Les déboires de l'électrique

Les écueils à la décarbonation du secteur sont nombreux. Et la voie de l'électrique, qui fait partie du mix des solutions, semble concentrer les difficultés. A commencer par la disponibilité des véhicules. « Nous avons eu du mal à en acquérir car les délais de commande sont très longs », explique Eric Bonnac. De plus, pour lui, l'offre demeure « assez faible » technologiquement. Elle n'a pas beaucoup évolué ces dernières années. Mais c'est le différentiel de prix de l'électrique (qui peut aller jusqu'à 30% tous frais compris) qui représente véritablement un problème, pour Loïc Chavaroche.

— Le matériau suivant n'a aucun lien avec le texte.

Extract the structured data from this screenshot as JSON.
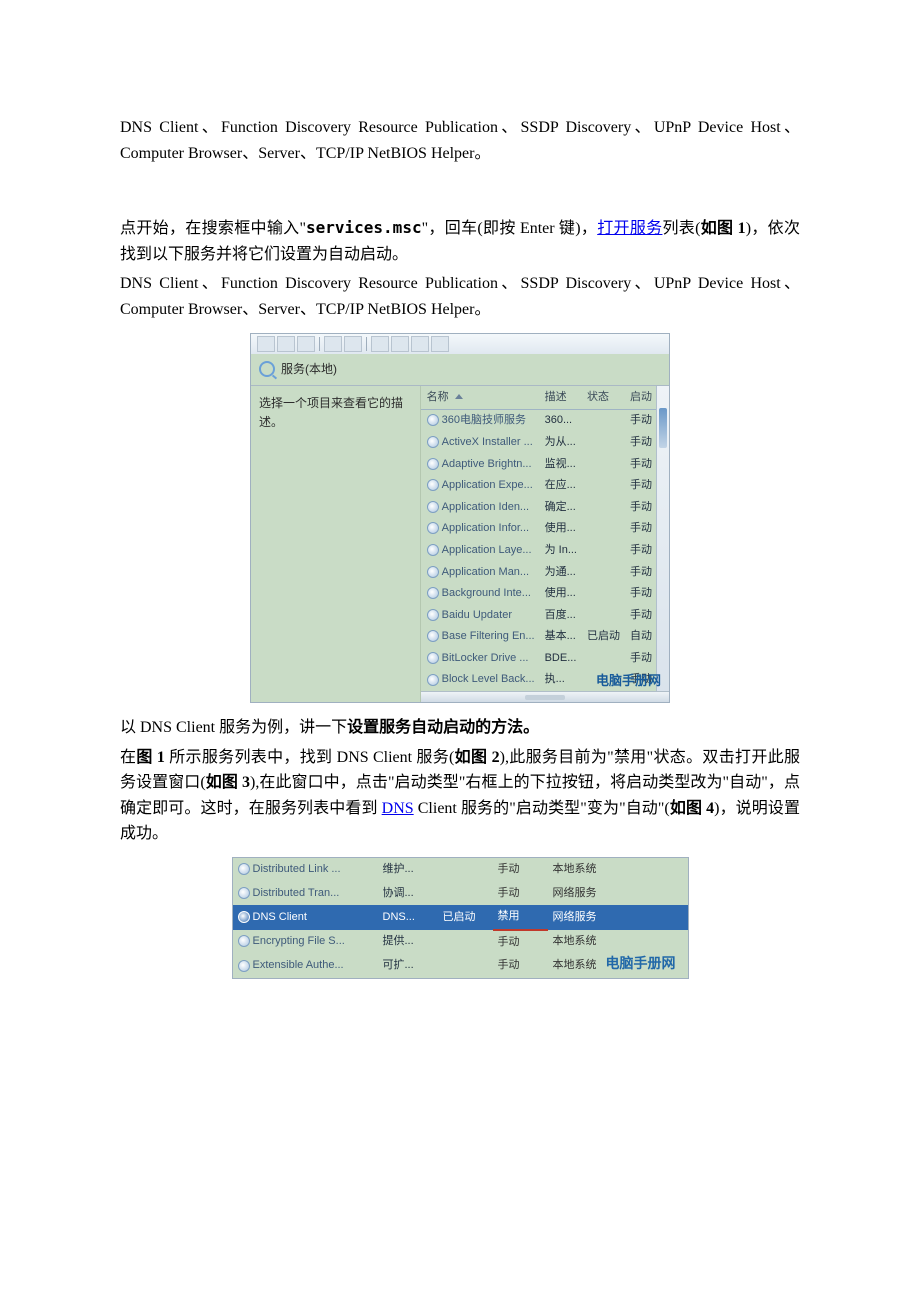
{
  "para1": "DNS Client、Function Discovery Resource Publication、SSDP Discovery、UPnP Device Host、Computer Browser、Server、TCP/IP NetBIOS Helper。",
  "para2a": "点开始，在搜索框中输入\"",
  "para2_cmd": "services.msc",
  "para2b": "\"，回车(即按 Enter 键)，",
  "para2_link": "打开服务",
  "para2c": "列表(",
  "para2_fig": "如图 1",
  "para2d": ")，依次找到以下服务并将它们设置为自动启动。",
  "para3": "DNS Client、Function Discovery Resource Publication、SSDP Discovery、UPnP Device Host、Computer Browser、Server、TCP/IP NetBIOS Helper。",
  "fig1": {
    "title": "服务(本地)",
    "left_hint": "选择一个项目来查看它的描述。",
    "columns": {
      "name": "名称",
      "desc": "描述",
      "state": "状态",
      "startup": "启动"
    },
    "rows": [
      {
        "name": "360电脑技师服务",
        "desc": "360...",
        "state": "",
        "startup": "手动"
      },
      {
        "name": "ActiveX Installer ...",
        "desc": "为从...",
        "state": "",
        "startup": "手动"
      },
      {
        "name": "Adaptive Brightn...",
        "desc": "监视...",
        "state": "",
        "startup": "手动"
      },
      {
        "name": "Application Expe...",
        "desc": "在应...",
        "state": "",
        "startup": "手动"
      },
      {
        "name": "Application Iden...",
        "desc": "确定...",
        "state": "",
        "startup": "手动"
      },
      {
        "name": "Application Infor...",
        "desc": "使用...",
        "state": "",
        "startup": "手动"
      },
      {
        "name": "Application Laye...",
        "desc": "为 In...",
        "state": "",
        "startup": "手动"
      },
      {
        "name": "Application Man...",
        "desc": "为通...",
        "state": "",
        "startup": "手动"
      },
      {
        "name": "Background Inte...",
        "desc": "使用...",
        "state": "",
        "startup": "手动"
      },
      {
        "name": "Baidu Updater",
        "desc": "百度...",
        "state": "",
        "startup": "手动"
      },
      {
        "name": "Base Filtering En...",
        "desc": "基本...",
        "state": "已启动",
        "startup": "自动"
      },
      {
        "name": "BitLocker Drive ...",
        "desc": "BDE...",
        "state": "",
        "startup": "手动"
      },
      {
        "name": "Block Level Back...",
        "desc": "执...",
        "state": "",
        "startup": "手动"
      }
    ],
    "watermark": "电脑手册网"
  },
  "para4a": "以 DNS Client 服务为例，讲一下",
  "para4_bold": "设置服务自动启动的方法。",
  "para5a": "在",
  "para5_fig1": "图 1",
  "para5b": " 所示服务列表中，找到 DNS Client 服务(",
  "para5_fig2": "如图 2",
  "para5c": "),此服务目前为\"禁用\"状态。双击打开此服务设置窗口(",
  "para5_fig3": "如图 3",
  "para5d": "),在此窗口中，点击\"启动类型\"右框上的下拉按钮，将启动类型改为\"自动\"，点确定即可。这时，在服务列表中看到 ",
  "para5_dns": "DNS",
  "para5e": " Client 服务的\"启动类型\"变为\"自动\"(",
  "para5_fig4": "如图 4",
  "para5f": ")，说明设置成功。",
  "fig2": {
    "rows": [
      {
        "name": "Distributed Link ...",
        "desc": "维护...",
        "state": "",
        "startup": "手动",
        "acct": "本地系统",
        "sel": false
      },
      {
        "name": "Distributed Tran...",
        "desc": "协调...",
        "state": "",
        "startup": "手动",
        "acct": "网络服务",
        "sel": false
      },
      {
        "name": "DNS Client",
        "desc": "DNS...",
        "state": "已启动",
        "startup": "禁用",
        "acct": "网络服务",
        "sel": true
      },
      {
        "name": "Encrypting File S...",
        "desc": "提供...",
        "state": "",
        "startup": "手动",
        "acct": "本地系统",
        "sel": false
      },
      {
        "name": "Extensible Authe...",
        "desc": "可扩...",
        "state": "",
        "startup": "手动",
        "acct": "本地系统",
        "sel": false
      }
    ],
    "watermark": "电脑手册网"
  }
}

Pour l'ensemble de ces professionnels, ces prix élevés posent la question du partage du coût de cette transition. Elle ne pourra pas être prise en charge exclusivement par les transporteurs, d'autant que leurs marges, faibles, leur interdisent des investissements importants, préviennent-ils. « Aujourd'hui, on est capable de le faire sur de petits volumes. A grande échelle, ce n'est pas soutenable pour qui que ce soit », note Philippe Cuoc.

Sous-jacent, c'est la politique publique qui est en cause. «On veut éliminer le CO2 de notre environnement, mais on ne le taxe pas. On donne des incentives par ci par là pour aller sur une énergie propre et électrique, mais nous avons besoin d'un cadre légal, fiscal, stable et qui nous donne de la visibilité sur les prochaines années. En effet, tout investissement dans une transition énergétique se fait sur plusieurs années », conclut Philippe Cuoc.


La livraison ubérisée ?
Depuis une dizaine d'années, les transporteurs du dernier kilomètre ont vu arriver des concurrents nouveaux : des applications qui proposent aux individus de transporter des paquets pour le compte d'autres. « Ils sont payés au pourboire.(...) Nos clients les payent 5 à 6 euros, au lieu de 15 à 18 », déplore Eric Bonnac, président de Warning spécialiste du transport et de la logistique du dernier km, qui a dû licencier.